Comparaison entre pays : déchets municipaux recyclés et compostés en Europe
Note : Les taux de recyclage indiquent le pourcentage de déchets municipaux générés qui sont recyclés, compostés et digérés par voie anaérobie, et peuvent également inclure les déchets préparés de manière à être réutilisés. Les changements apportés à la méthodologie de reporting impliquent que les chiffres de 2017 ne sont pas totalement comparables à ceux de 2004 pour l’Autriche, la Belgique, la Croatie, Chypre, l’Estonie, la Lituanie, l’Italie, la Norvège, Malte, la Pologne, la Roumanie, la Slovaquie, la Slovénie et l’Espagne; les chiffres de 2005 ont été utilisés au lieu des chiffres de 2004 pour la Pologne, en raison des changements de méthodologie. Compte tenu des données limitées disponibles, au lieu des chiffres de 2004, ce sont les chiffres de 2003 qui ont été utilisés pour l’Islande, les chiffres de 2007 pour la Croatie, les chiffres de 2006 pour la Serbie et ceux de 2008 pour la Bosnie - Herzégovine. En ce qui concerne l’UE-28, les chiffres de 2004 ont été basés sur les chiffres de 2007 pour la Croatie et les chiffres de 2016 ont été utilisés pour l’Islande et l’Irlande au lieu des chiffres de 2017. Les chiffres de 2017 pour Chypre, l’Allemagne, la France, le Luxembourg, la Pologne, la Slovénie, l’Espagne, la Suisse, la Turquie et l’UE-28 incluent des estimations.
Source : Agence européenne pour l’environnement, 22 novembre 2019.
Des exemples de réussite en matière de recyclage concernent la collecte de bouteilles en plastique par le biais de machines de déconsignation. Dans certains des pays « les plus recycleurs », les consommateurs ont l’habitude d’utiliser ces machines qui servent de relais pour les « systèmes de consigne ». Ces systèmes proposent une petite récompense aux consommateurs qui rapportent leurs bouteilles, habituellement un bon d’achat qui peut être utilisé dans le magasin même. La machine accepte les bouteilles, les pré-trie à l’aide de trieurs optiques en fonction du type de plastique, de la taille de la bouteille et des niveaux de contamination, contribuant au processus de recyclage en aval de la chaîne.
En Allemagne, leader européen et mondial du recyclage, les machines de déconsignation ont fait émerger une sorte de sport national, de nombreux adolescents et personnes plus âgées se livrant à la collecte de bouteilles en plastique pour de l’argent. Ceci s’est traduit par un taux de collecte de conteneurs en polyéthylène téréphtalate (PET) impressionnant de 95 % au niveau national[3]. Il va s’en dire que les fournisseurs de telles machines ont enregistré de très bons résultats, aussi bien en termes de rentabilité qu’au niveau de leur cours de bourse.
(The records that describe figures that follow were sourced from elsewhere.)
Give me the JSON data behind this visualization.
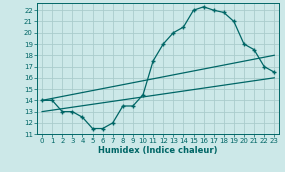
{
  "xlabel": "Humidex (Indice chaleur)",
  "bg_color": "#cce8e8",
  "grid_color": "#b0d4d4",
  "line_color": "#006666",
  "xlim": [
    -0.5,
    23.5
  ],
  "ylim": [
    11,
    22.6
  ],
  "xticks": [
    0,
    1,
    2,
    3,
    4,
    5,
    6,
    7,
    8,
    9,
    10,
    11,
    12,
    13,
    14,
    15,
    16,
    17,
    18,
    19,
    20,
    21,
    22,
    23
  ],
  "yticks": [
    11,
    12,
    13,
    14,
    15,
    16,
    17,
    18,
    19,
    20,
    21,
    22
  ],
  "line1_x": [
    0,
    1,
    2,
    3,
    4,
    5,
    6,
    7,
    8,
    9,
    10,
    11,
    12,
    13,
    14,
    15,
    16,
    17,
    18,
    19,
    20,
    21,
    22,
    23
  ],
  "line1_y": [
    14.0,
    14.0,
    13.0,
    13.0,
    12.5,
    11.5,
    11.5,
    12.0,
    13.5,
    13.5,
    14.5,
    17.5,
    19.0,
    20.0,
    20.5,
    22.0,
    22.3,
    22.0,
    21.8,
    21.0,
    19.0,
    18.5,
    17.0,
    16.5
  ],
  "line2_x": [
    0,
    23
  ],
  "line2_y": [
    14.0,
    18.0
  ],
  "line3_x": [
    0,
    23
  ],
  "line3_y": [
    13.0,
    16.0
  ]
}
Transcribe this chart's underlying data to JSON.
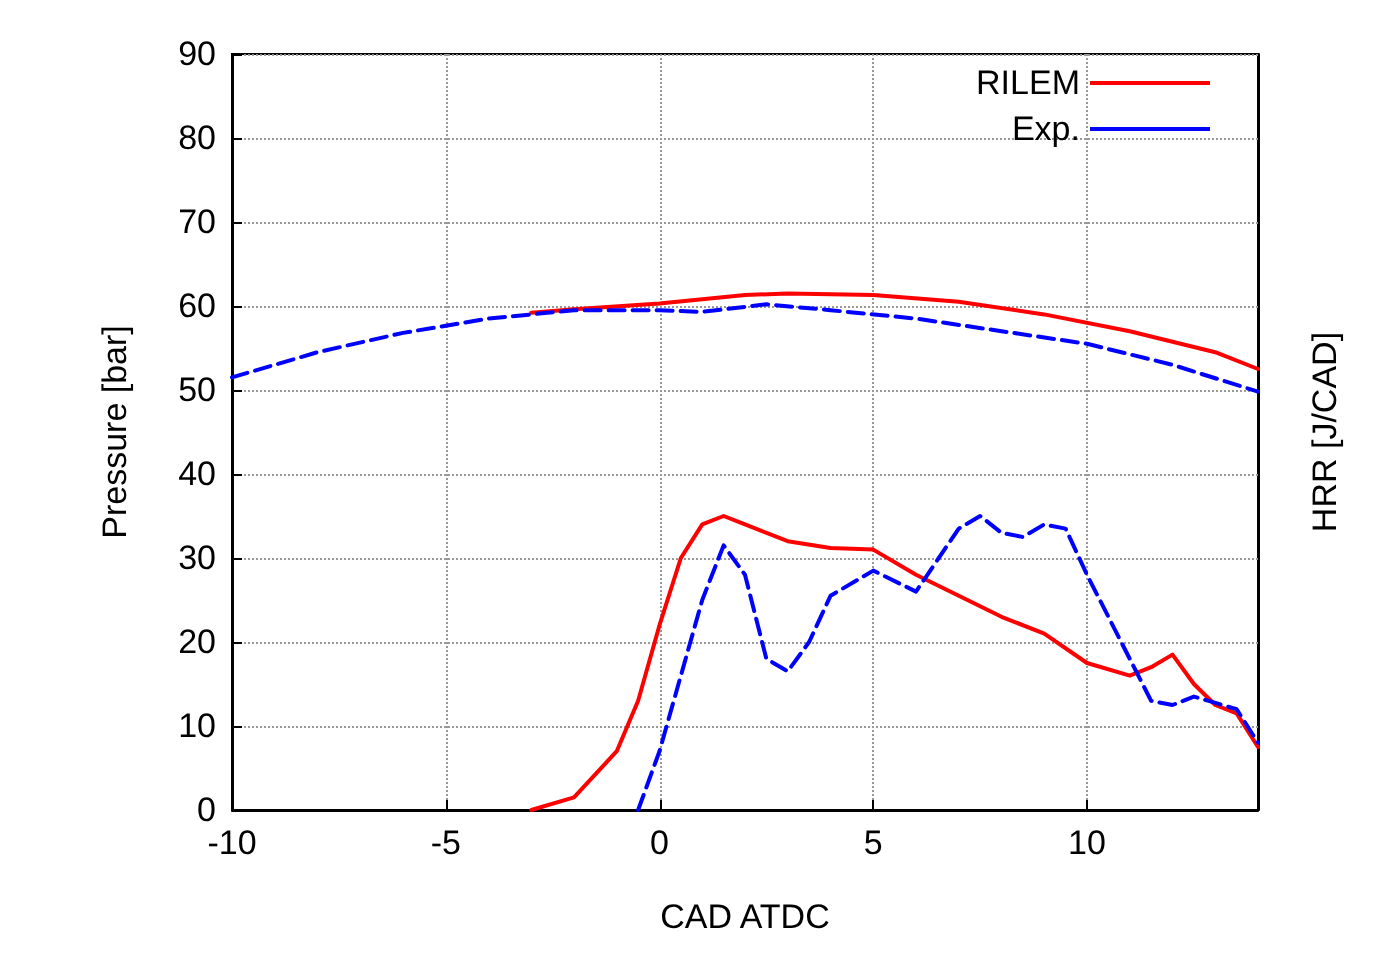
{
  "chart_data": {
    "type": "line",
    "xlabel": "CAD ATDC",
    "ylabel": "Pressure [bar]",
    "y2label": "HRR [J/CAD]",
    "xlim": [
      -10,
      14
    ],
    "xticks": [
      -10,
      -5,
      0,
      5,
      10
    ],
    "ylim": [
      0,
      90
    ],
    "yticks": [
      0,
      10,
      20,
      30,
      40,
      50,
      60,
      70,
      80,
      90
    ],
    "grid": true,
    "legend": "top right",
    "marker": "none",
    "series": [
      {
        "name": "RILEM",
        "color": "#ff0000",
        "line_style": "solid",
        "x": [
          -3,
          -2,
          0,
          2,
          3,
          5,
          7,
          9,
          11,
          13,
          14
        ],
        "values": [
          59.2,
          59.6,
          60.3,
          61.3,
          61.5,
          61.3,
          60.5,
          59,
          57,
          54.5,
          52.5
        ]
      },
      {
        "name": "Exp.",
        "color": "#0000ff",
        "line_style": "dashed",
        "x": [
          -10,
          -8,
          -6,
          -4,
          -2,
          0,
          1,
          2.5,
          4,
          6,
          8,
          10,
          12,
          14
        ],
        "values": [
          51.5,
          54.5,
          56.8,
          58.5,
          59.5,
          59.5,
          59.3,
          60.2,
          59.5,
          58.5,
          57,
          55.5,
          53,
          49.8
        ]
      },
      {
        "color": "#ff0000",
        "line_style": "solid",
        "x": [
          -3,
          -2,
          -1,
          -0.5,
          0,
          0.5,
          1,
          1.5,
          2,
          3,
          4,
          5,
          6,
          7,
          8,
          9,
          10,
          11,
          11.5,
          12,
          12.5,
          13,
          13.5,
          14
        ],
        "values": [
          0,
          1.5,
          7,
          13,
          22,
          30,
          34,
          35,
          34,
          32,
          31.2,
          31,
          28,
          25.5,
          23,
          21,
          17.5,
          16,
          17,
          18.5,
          15,
          12.5,
          11.5,
          7.5
        ]
      },
      {
        "color": "#0000ff",
        "line_style": "dashed",
        "x": [
          -0.5,
          0,
          0.5,
          1,
          1.5,
          2,
          2.5,
          3,
          3.5,
          4,
          5,
          6,
          7,
          7.5,
          8,
          8.5,
          9,
          9.5,
          10,
          11,
          11.5,
          12,
          12.5,
          13.5,
          14
        ],
        "values": [
          0,
          7,
          16,
          25,
          31.5,
          28,
          18,
          16.5,
          20,
          25.5,
          28.5,
          26,
          33.5,
          35,
          33,
          32.5,
          34,
          33.5,
          28,
          18,
          13,
          12.5,
          13.5,
          12,
          8
        ]
      }
    ]
  }
}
De plus en plus de pays sont en train d’introduire des systèmes de dépôt pour encourager les consommateurs à recycler. Cette tendance devrait se poursuivre, compte tenu des normes plus strictes adoptées en 2019 par la Directive européenne relative aux plastiques à usage unique[4]. La loi impose à tous les États membres un objectif de collecte de bouteilles de 90 % d’ici 2029, toutes les bouteilles en plastique devant contenir au moins 25 % de plastique recyclé (rPET) d’ici 2025. Les pays où les taux de recyclage des plastiques uniques ne sont pas encore assez élevés, tels que la France, le Portugal et l’Espagne devront inciter les entreprises « moteurs » à les aider pour répondre à temps aux exigences européennes. Tout comme pour l’écart lié au recyclage des déchets municipaux, cela va entraîner de nouvelles opportunités commerciales pour les fournisseurs. Opportunités que les gérants d’actifs vont permettre à leurs clients d’identifier, rendant la transition vers l’économie circulaire profitable pour l’environnement, les communautés et les investisseurs.